“I was always interested to learn about policies and constitution. So I chose the profession of a lawyer and I’m satisfied with my decision,” says Advocate Saroj Pyakurel.
After years of experiences in the field, Pyakurel says that the profession has turned him into an independent and aware citizen who now knows a lot about handling issues related with law. “As a lawyer, I’ve dealt with social and political issues as well as criminal and family issues,” he shares.
“For youngsters, too, studying and practicing law is beneficial at personal as well as professional level,” he observes. Law students can grow up to be stronger persons who can apply their knowledge and skills in different sectors that enhance the development of the nation, he says.
Similarly, Advocate Ashish Adhikari, who is also a Professor at Kathmandu School of Law (KSL) in Bhaktapur, says that in the present world, lawyers are in demand in many sectors.
And he emphasizes that law students have many opportunities as they can choose from a range of sectors after acquiring a license of a lawyer. “For instance, in the government sector, one can go for the foreign affairs, or work with law firms and courts,” he observes. They are also hired in the private organizations as advisors and in-house corporate lawyers, he adds.
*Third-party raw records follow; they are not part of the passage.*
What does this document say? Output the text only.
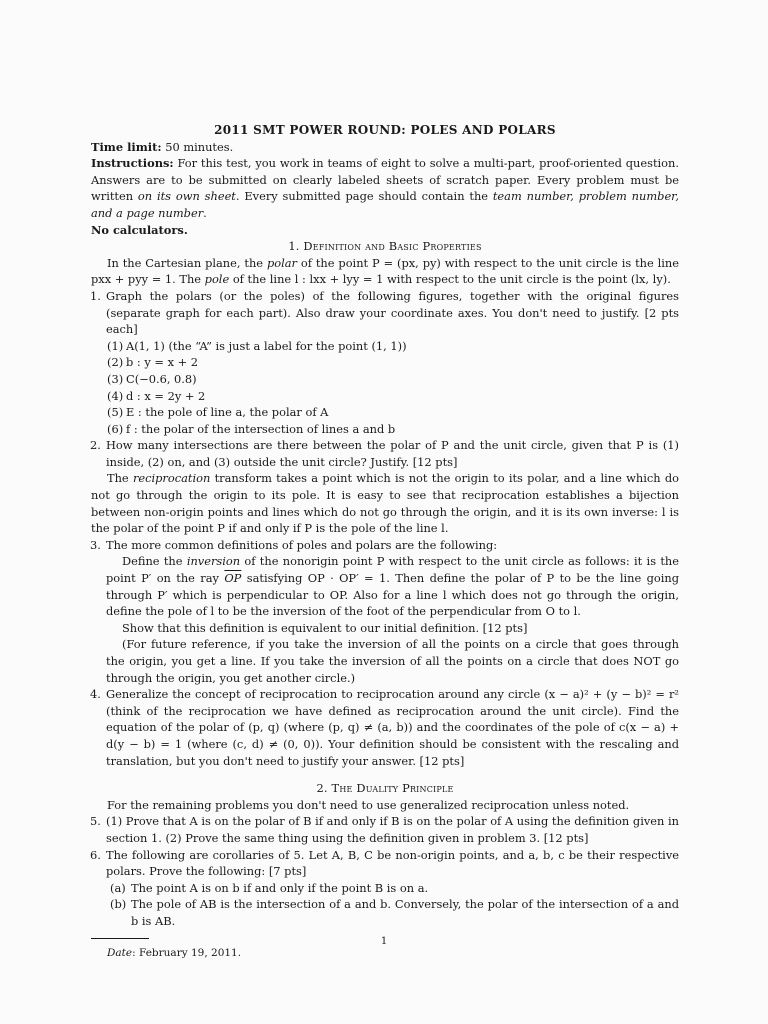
2011 SMT POWER ROUND: POLES AND POLARS

Time limit: 50 minutes.

Instructions: For this test, you work in teams of eight to solve a multi-part, proof-oriented question. Answers are to be submitted on clearly labeled sheets of scratch paper. Every problem must be written on its own sheet. Every submitted page should contain the team number, problem number, and a page number.

No calculators.

1. Definition and Basic Properties

In the Cartesian plane, the polar of the point P = (px, py) with respect to the unit circle is the line pxx + pyy = 1. The pole of the line l : lxx + lyy = 1 with respect to the unit circle is the point (lx, ly).

1. Graph the polars (or the poles) of the following figures, together with the original figures (separate graph for each part). Also draw your coordinate axes. You don't need to justify. [2 pts each]

(1) A(1, 1) (the “A” is just a label for the point (1, 1))
(2) b : y = x + 2
(3) C(−0.6, 0.8)
(4) d : x = 2y + 2
(5) E : the pole of line a, the polar of A
(6) f : the polar of the intersection of lines a and b
2. How many intersections are there between the polar of P and the unit circle, given that P is (1) inside, (2) on, and (3) outside the unit circle? Justify. [12 pts]

The reciprocation transform takes a point which is not the origin to its polar, and a line which do not go through the origin to its pole. It is easy to see that reciprocation establishes a bijection between non-origin points and lines which do not go through the origin, and it is its own inverse: l is the polar of the point P if and only if P is the pole of the line l.

3. The more common definitions of poles and polars are the following:

Define the inversion of the nonorigin point P with respect to the unit circle as follows: it is the point P′ on the ray $\overline{OP}$ satisfying OP · OP′ = 1. Then define the polar of P to be the line going through P′ which is perpendicular to OP. Also for a line l which does not go through the origin, define the pole of l to be the inversion of the foot of the perpendicular from O to l.

Show that this definition is equivalent to our initial definition. [12 pts]

(For future reference, if you take the inversion of all the points on a circle that goes through the origin, you get a line. If you take the inversion of all the points on a circle that does NOT go through the origin, you get another circle.)

4. Generalize the concept of reciprocation to reciprocation around any circle (x − a)² + (y − b)² = r² (think of the reciprocation we have defined as reciprocation around the unit circle). Find the equation of the polar of (p, q) (where (p, q) ≠ (a, b)) and the coordinates of the pole of c(x − a) + d(y − b) = 1 (where (c, d) ≠ (0, 0)). Your definition should be consistent with the rescaling and translation, but you don't need to justify your answer. [12 pts]

2. The Duality Principle

For the remaining problems you don't need to use generalized reciprocation unless noted.

5. (1) Prove that A is on the polar of B if and only if B is on the polar of A using the definition given in section 1. (2) Prove the same thing using the definition given in problem 3. [12 pts]

6. The following are corollaries of 5. Let A, B, C be non-origin points, and a, b, c be their respective polars. Prove the following: [7 pts]

(a) The point A is on b if and only if the point B is on a.
(b) The pole of AB is the intersection of a and b. Conversely, the polar of the intersection of a and b is AB.

Date: February 19, 2011.

1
Irada Pahadi, who has a Master’s in Journalism and an undergraduate degree in Law, has been working with Ganapati Law Firm in Dilli Bazaar for six months now.
“There weren’t many female lawyers earlier, which was what encouraged me the most to go for the profession,” she says.
“Every citizen should be aware about the laws and constitution of one’s country,” she says. This hunger for knowledge on rules and regulations of the country also attracted her in the profession, she adds.
She observes that people aren’t aware about the rights and duties that are integral parts of one’s own profession, either. This disheartens her and she suggests people should make it a point to have a thorough knowledge about their rights and the existing laws of the country.
About her experiences so far, Irada shares that one has to struggle a lot to establish oneself as a good lawyer. But once one is established and maintains a good PR, the work will get easier.
Regarding the improvement that needs to be brought in the field of law in Nepal, she says, “There are thousands of cases that haven’t been solved in the Supreme Court. This is happening due to the inefficiency of the system and probably due to the lack of more skilled lawyers in the court.” She suggests that this should be checked.
Likewise, Advocate Adhikari says that while preparing students for legal career, they should be provided with more practical knowledge.
“The course should be revised. Students should be asked to analyze as many cases as possible and that too from a variety of issues, ranging from business to social sectors,” he suggests.
The examination conducted by Nepal Bar Council also needs revision, he observes. He informs that the Council issues license to law students after passing a written examination. “But it would be better if the students first practiced with established law chambers and firms for some months and then only go for a full-fledged license,” he recommends, adding that studying law does have a bright prospective.
You can either join LLB after acquiring a Bachelor’s degree in any other discipline or go for a five-year law course directly after completing high school.